The government could soon clip the wings of independent directors. The ministry of corporate affairs is looking at limiting the number of company boards on which an independent director could be appointed to six from the present 15.
This is to ensure that independent directors are able to devote more time to each company on whose board he is appointed.
“The issue is being currently looked into, it could be six though it is not sacrosanct and could vary but it would be around that,” a senior official at the ministry said.
Though independent directors are not involved in the day-to-day activities of companies and their role is to ensure fair play and transparency, the Satyam debacle revealed that on the ground they are not “truly independent.” In the Satyam case, disgraced founder chairman B Ramalinga Raju admitted that the records of the firms had been doctored for several years — which should have been detected by an independent director.
Under Clause 49 of the Listing Agreement, a listed firm must have a board with at least 50 per cent independent directors, or non-executive directors in case the chairman is an executive.
In case the chairman is non-executive, the rules specify that at least one-third of the board should comprise independent directors.
Corporate affairs minister Salman Khurshid has told Hindustan Times that the government would provide protection to independent directors and they would be held responsible only if there was discrepancy within their ambit. “Outside that they would not be responsible and would not be held accountable,” Khurshid said.

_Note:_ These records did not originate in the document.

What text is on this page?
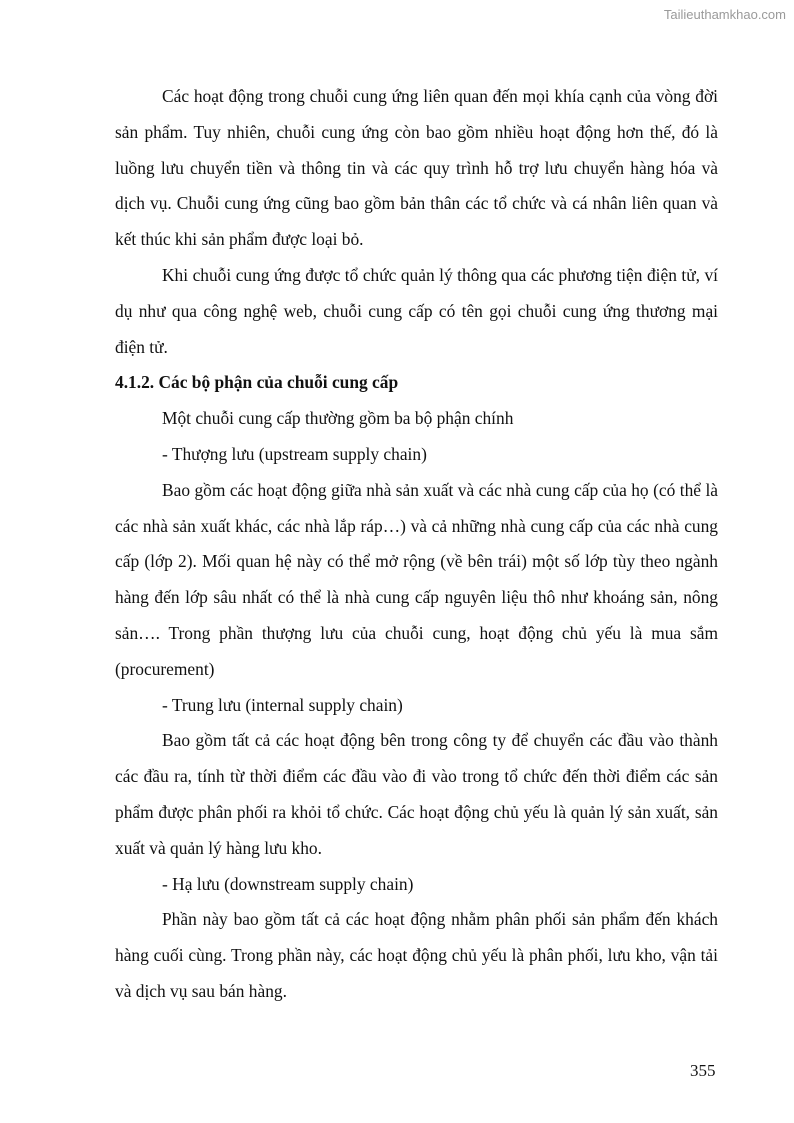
Tailieuthamkhao.com

Các hoạt động trong chuỗi cung ứng liên quan đến mọi khía cạnh của vòng đời sản phẩm. Tuy nhiên, chuỗi cung ứng còn bao gồm nhiều hoạt động hơn thế, đó là luồng lưu chuyển tiền và thông tin và các quy trình hỗ trợ lưu chuyển hàng hóa và dịch vụ. Chuỗi cung ứng cũng bao gồm bản thân các tổ chức và cá nhân liên quan và kết thúc khi sản phẩm được loại bỏ.

Khi chuỗi cung ứng được tổ chức quản lý thông qua các phương tiện điện tử, ví dụ như qua công nghệ web, chuỗi cung cấp có tên gọi chuỗi cung ứng thương mại điện tử.

4.1.2. Các bộ phận của chuỗi cung cấp

Một chuỗi cung cấp thường gồm ba bộ phận chính

- Thượng lưu (upstream supply chain)

Bao gồm các hoạt động giữa nhà sản xuất và các nhà cung cấp của họ (có thể là các nhà sản xuất khác, các nhà lắp ráp…) và cả những nhà cung cấp của các nhà cung cấp (lớp 2). Mối quan hệ này có thể mở rộng (về bên trái) một số lớp tùy theo ngành hàng đến lớp sâu nhất có thể là nhà cung cấp nguyên liệu thô như khoáng sản, nông sản…. Trong phần thượng lưu của chuỗi cung, hoạt động chủ yếu là mua sắm (procurement)

- Trung lưu (internal supply chain)

Bao gồm tất cả các hoạt động bên trong công ty để chuyển các đầu vào thành các đầu ra, tính từ thời điểm các đầu vào đi vào trong tổ chức đến thời điểm các sản phẩm được phân phối ra khỏi tổ chức. Các hoạt động chủ yếu là quản lý sản xuất, sản xuất và quản lý hàng lưu kho.

- Hạ lưu (downstream supply chain)

Phần này bao gồm tất cả các hoạt động nhằm phân phối sản phẩm đến khách hàng cuối cùng. Trong phần này, các hoạt động chủ yếu là phân phối, lưu kho, vận tải và dịch vụ sau bán hàng.

355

He did add that there was a need to restrict the number of company boards on which a single independent director could preside.
Since the Satyam episode in January, over 400 independent directors from various companies have resigned.
The Companies Bill, which has been referred to the Standing Committee, would also clearly outline protection clauses for independent directors. The bill is set to remove all ambiguities pertaining to the roles and responsibilities of independent directors, while spelling out what is expected of them.
Independent directors would not be held responsible for any discrepancy that is detected outside this clear ambit.